Each year, the Hundred Year Association reviews the achievements of City employees to identify those who, through dedication beyond their job descriptions, have provided outstanding service to the people of New York City. The Association also awards scholarships for the children of career civil servants. Winners are chosen by an Awards Committee. Recipients of the awards receive between $1,000 and $6,000. The 25 winners this year were granted $54,000.
“This year’s Public Service Award winners highlight the broad range of vital work that civil servants perform,” said Commissioner Hirst. “Whether they are improving public health, keeping students safe, or helping entrepreneurs grow their businesses, our winners bring prestige to the City by going beyond their job descriptions to give New Yorkers the best possible service, every single day,” said Commissioner Hirst.

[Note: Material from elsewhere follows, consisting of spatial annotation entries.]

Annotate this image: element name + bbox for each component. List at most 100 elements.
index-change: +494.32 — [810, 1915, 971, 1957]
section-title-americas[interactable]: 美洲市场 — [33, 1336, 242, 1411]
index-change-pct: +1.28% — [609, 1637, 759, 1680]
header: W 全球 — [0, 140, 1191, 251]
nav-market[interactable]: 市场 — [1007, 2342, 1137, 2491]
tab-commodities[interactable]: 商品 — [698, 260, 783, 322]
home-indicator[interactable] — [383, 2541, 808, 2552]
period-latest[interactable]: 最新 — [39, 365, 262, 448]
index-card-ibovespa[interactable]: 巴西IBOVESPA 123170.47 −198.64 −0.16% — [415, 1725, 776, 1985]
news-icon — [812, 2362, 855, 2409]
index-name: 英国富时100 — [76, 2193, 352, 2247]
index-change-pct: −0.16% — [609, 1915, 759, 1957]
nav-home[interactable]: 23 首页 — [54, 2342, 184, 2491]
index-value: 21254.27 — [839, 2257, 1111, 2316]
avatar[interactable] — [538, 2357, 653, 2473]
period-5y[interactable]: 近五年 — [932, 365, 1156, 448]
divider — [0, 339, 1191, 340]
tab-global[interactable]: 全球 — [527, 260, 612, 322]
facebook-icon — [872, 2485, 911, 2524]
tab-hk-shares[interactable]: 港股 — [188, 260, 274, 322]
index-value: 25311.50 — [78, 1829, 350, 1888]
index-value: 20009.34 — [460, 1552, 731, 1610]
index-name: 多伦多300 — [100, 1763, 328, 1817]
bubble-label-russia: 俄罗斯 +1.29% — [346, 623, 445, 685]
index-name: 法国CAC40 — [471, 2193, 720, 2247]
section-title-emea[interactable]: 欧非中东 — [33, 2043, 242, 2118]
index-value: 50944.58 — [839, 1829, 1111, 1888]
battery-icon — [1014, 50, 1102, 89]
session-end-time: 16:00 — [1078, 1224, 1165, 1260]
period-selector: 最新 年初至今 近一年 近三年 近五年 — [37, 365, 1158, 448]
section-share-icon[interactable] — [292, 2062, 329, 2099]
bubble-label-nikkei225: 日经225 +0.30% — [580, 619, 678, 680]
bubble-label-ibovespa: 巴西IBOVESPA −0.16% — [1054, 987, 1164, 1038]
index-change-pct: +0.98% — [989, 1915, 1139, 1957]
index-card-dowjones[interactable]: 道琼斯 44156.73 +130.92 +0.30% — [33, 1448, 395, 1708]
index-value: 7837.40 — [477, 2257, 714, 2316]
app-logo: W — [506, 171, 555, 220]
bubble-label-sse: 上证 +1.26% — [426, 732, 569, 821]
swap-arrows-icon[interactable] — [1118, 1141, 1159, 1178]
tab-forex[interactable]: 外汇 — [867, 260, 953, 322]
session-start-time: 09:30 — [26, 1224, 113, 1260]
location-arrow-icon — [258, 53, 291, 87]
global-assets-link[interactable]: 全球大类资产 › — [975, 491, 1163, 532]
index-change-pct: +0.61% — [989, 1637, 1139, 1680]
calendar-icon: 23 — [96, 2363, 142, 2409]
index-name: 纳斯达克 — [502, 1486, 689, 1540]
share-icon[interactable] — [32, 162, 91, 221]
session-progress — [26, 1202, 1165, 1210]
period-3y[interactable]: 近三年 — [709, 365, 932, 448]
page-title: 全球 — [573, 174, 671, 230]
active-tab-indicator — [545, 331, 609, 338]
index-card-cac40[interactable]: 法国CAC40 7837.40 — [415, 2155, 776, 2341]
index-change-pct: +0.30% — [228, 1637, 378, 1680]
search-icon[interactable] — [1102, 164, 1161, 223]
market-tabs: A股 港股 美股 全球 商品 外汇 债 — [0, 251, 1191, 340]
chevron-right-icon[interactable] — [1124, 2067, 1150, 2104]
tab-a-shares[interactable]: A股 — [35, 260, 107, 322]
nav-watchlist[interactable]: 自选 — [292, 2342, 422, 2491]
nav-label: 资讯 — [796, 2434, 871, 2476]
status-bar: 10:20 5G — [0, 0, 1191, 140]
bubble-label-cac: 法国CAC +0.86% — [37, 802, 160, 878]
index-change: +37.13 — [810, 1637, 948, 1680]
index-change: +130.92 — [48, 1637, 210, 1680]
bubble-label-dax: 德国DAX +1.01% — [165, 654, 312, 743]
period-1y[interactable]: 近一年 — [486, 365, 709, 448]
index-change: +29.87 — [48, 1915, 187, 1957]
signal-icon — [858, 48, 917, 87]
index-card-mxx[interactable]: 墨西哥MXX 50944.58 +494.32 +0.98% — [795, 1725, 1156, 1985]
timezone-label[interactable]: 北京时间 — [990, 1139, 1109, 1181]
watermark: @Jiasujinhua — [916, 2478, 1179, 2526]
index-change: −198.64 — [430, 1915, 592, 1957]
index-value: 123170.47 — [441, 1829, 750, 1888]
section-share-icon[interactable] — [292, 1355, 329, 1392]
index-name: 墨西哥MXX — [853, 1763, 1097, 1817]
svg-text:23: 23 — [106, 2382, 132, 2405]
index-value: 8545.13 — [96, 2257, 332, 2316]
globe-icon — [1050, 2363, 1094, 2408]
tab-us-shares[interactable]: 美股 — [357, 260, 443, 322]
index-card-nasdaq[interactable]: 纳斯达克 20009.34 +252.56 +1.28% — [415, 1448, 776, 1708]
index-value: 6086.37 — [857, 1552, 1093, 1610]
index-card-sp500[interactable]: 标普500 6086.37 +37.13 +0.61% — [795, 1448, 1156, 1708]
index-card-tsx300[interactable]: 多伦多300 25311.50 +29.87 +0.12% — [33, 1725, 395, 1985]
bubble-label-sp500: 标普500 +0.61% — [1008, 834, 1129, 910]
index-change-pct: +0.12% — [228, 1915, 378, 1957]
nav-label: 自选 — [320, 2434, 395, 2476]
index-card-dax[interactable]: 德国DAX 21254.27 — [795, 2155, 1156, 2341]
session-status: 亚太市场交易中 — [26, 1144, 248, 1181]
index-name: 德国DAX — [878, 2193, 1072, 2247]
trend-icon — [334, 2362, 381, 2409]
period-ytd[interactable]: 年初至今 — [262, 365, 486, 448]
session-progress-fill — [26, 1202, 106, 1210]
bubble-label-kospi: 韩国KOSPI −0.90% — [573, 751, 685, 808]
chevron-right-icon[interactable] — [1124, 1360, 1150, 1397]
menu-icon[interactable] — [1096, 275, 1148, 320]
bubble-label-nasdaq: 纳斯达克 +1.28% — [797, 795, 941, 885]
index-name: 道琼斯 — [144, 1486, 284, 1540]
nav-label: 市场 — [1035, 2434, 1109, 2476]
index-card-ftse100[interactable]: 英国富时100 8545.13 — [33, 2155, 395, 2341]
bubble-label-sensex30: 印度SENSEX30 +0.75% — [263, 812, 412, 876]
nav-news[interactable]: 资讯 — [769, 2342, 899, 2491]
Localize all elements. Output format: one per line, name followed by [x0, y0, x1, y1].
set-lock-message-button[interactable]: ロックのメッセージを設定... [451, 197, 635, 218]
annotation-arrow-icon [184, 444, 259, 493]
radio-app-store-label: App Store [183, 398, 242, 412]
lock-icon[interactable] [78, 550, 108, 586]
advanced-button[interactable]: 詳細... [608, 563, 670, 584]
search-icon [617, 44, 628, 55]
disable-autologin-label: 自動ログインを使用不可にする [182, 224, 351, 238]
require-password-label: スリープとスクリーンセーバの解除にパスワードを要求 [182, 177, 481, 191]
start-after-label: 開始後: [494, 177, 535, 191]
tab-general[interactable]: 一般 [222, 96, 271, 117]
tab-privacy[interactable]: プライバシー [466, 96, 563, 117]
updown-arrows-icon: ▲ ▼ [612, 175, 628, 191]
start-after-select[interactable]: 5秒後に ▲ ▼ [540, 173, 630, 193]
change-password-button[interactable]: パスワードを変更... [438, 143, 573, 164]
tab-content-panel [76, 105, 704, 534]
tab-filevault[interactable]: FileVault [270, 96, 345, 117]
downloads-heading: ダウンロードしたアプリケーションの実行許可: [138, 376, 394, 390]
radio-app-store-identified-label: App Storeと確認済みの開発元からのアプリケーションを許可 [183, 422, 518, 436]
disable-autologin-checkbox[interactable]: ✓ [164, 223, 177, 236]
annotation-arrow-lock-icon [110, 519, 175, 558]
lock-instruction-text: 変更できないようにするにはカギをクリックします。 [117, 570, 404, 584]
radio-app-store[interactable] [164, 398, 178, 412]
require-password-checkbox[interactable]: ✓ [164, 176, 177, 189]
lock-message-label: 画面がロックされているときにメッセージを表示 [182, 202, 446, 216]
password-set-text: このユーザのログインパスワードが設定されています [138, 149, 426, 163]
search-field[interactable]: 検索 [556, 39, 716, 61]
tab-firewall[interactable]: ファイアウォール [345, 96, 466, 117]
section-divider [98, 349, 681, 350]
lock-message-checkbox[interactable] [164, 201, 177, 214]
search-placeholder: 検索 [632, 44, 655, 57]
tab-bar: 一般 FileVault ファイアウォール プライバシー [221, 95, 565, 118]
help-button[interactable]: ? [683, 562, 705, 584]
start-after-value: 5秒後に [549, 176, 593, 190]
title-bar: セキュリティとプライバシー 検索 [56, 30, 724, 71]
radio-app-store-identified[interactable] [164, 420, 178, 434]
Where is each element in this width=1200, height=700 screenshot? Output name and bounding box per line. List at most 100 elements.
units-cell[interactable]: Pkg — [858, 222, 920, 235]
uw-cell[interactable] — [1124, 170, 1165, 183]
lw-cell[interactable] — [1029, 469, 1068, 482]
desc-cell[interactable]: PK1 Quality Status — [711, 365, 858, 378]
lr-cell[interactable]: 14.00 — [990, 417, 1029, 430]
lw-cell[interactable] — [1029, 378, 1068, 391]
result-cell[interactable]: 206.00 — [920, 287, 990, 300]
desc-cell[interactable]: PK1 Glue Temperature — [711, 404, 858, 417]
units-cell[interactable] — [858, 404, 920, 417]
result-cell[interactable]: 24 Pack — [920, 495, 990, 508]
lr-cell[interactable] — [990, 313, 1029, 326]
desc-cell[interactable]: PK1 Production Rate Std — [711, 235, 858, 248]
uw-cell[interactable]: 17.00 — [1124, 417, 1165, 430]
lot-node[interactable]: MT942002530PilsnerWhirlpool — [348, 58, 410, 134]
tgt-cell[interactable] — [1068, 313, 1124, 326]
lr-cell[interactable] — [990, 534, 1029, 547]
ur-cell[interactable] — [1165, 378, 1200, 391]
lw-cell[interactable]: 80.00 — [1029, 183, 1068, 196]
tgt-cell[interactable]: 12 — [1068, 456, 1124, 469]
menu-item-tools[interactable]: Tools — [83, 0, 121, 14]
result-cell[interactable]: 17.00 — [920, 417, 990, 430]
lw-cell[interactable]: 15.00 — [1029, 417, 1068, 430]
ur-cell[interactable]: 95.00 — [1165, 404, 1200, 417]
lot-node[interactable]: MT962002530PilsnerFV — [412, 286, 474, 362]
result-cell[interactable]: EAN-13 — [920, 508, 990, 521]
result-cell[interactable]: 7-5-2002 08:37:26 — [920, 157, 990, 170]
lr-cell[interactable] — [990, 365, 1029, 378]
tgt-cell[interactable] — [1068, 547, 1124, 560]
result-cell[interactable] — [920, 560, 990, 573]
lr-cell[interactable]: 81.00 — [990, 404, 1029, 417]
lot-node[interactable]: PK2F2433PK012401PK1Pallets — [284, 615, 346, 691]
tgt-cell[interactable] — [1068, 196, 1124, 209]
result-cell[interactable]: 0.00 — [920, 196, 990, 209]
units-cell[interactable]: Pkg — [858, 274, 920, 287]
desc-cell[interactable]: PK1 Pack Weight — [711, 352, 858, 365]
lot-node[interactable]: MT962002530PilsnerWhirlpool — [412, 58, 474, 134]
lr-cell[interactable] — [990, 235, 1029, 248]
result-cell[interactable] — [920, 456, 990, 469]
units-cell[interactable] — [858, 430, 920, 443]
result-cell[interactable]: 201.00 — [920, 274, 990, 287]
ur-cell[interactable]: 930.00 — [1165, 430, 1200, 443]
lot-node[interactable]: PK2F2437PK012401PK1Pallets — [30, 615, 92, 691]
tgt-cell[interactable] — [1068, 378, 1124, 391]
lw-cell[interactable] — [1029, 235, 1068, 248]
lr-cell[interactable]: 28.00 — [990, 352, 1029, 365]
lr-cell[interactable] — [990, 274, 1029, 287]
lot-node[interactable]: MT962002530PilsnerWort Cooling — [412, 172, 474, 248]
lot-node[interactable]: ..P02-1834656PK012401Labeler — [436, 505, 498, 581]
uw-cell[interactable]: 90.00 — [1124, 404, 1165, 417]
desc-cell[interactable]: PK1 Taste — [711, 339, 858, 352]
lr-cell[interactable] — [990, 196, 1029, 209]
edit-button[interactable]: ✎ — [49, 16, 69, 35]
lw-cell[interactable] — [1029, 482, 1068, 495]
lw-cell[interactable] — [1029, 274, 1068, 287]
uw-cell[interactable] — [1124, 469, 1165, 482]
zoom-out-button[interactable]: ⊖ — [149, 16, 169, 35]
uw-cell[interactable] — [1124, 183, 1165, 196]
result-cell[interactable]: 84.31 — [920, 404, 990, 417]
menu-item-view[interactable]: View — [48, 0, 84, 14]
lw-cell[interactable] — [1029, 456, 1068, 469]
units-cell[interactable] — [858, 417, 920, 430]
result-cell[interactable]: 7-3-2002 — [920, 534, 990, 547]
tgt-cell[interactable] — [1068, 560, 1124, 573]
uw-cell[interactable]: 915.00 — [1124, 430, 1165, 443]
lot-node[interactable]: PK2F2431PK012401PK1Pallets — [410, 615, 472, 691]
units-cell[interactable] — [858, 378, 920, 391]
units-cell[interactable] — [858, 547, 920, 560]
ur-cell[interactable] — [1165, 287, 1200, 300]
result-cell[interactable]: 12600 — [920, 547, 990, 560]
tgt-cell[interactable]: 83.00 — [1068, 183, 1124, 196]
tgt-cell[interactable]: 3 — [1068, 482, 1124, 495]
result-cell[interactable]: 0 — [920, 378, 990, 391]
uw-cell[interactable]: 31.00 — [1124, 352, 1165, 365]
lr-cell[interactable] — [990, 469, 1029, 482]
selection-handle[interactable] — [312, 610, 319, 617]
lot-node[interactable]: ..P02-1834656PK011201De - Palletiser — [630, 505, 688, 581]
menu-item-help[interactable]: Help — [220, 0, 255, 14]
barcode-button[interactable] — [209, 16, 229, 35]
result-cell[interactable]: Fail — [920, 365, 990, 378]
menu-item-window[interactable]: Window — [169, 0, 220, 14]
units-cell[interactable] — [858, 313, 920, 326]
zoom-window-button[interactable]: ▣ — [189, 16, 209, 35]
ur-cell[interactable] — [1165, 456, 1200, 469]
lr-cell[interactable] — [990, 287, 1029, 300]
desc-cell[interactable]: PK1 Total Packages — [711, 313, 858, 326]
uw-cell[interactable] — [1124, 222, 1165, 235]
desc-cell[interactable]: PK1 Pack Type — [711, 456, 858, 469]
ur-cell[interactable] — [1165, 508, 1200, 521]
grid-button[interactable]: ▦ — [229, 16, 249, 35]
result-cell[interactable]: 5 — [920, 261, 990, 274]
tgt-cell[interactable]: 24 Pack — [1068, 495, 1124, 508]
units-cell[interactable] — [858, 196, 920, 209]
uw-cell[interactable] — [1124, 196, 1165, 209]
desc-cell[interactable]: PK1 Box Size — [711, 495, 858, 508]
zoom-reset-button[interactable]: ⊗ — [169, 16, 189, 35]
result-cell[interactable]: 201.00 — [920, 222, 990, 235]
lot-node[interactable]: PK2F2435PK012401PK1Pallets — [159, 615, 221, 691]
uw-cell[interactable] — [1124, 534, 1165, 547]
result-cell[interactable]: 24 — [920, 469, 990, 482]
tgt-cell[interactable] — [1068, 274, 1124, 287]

“For over 50 years, we’ve been proud to honor the City employees who make New York such a great place to live, work and play, and we are equally proud to support the education of so many deserving children of civil servants,” said Clinton W. Blume III, the President of the Association.
This year’s highest Public Service Award, a $6,000 award sponsored by Consolidated Edison Company of New York, went to Sharraine Franklin, a Public Health Educator for the Department of Health and Mental Hygiene. Ms. Franklin works in the South Bronx for the Public Health Detailing Program, which sends field workers out to the City’s most disadvantaged neighborhoods to visit local physicians and share techniques for helping patients with critical public health problems, such as heart disease, diabetes, obesity, and depression. Her daily efforts embody the City’s mission to promote the health and mental health of all New Yorkers.
The largest scholarship, the $6,000 Charles E. Inniss College Scholar Award sponsored by National Grid, went to Tiffani Branch, who is a senior at Stony Brook University, where she is pursuing a degree in international relations and economics. Her mother, Noreen Branch, is an Educational Assistant for the Department of Education.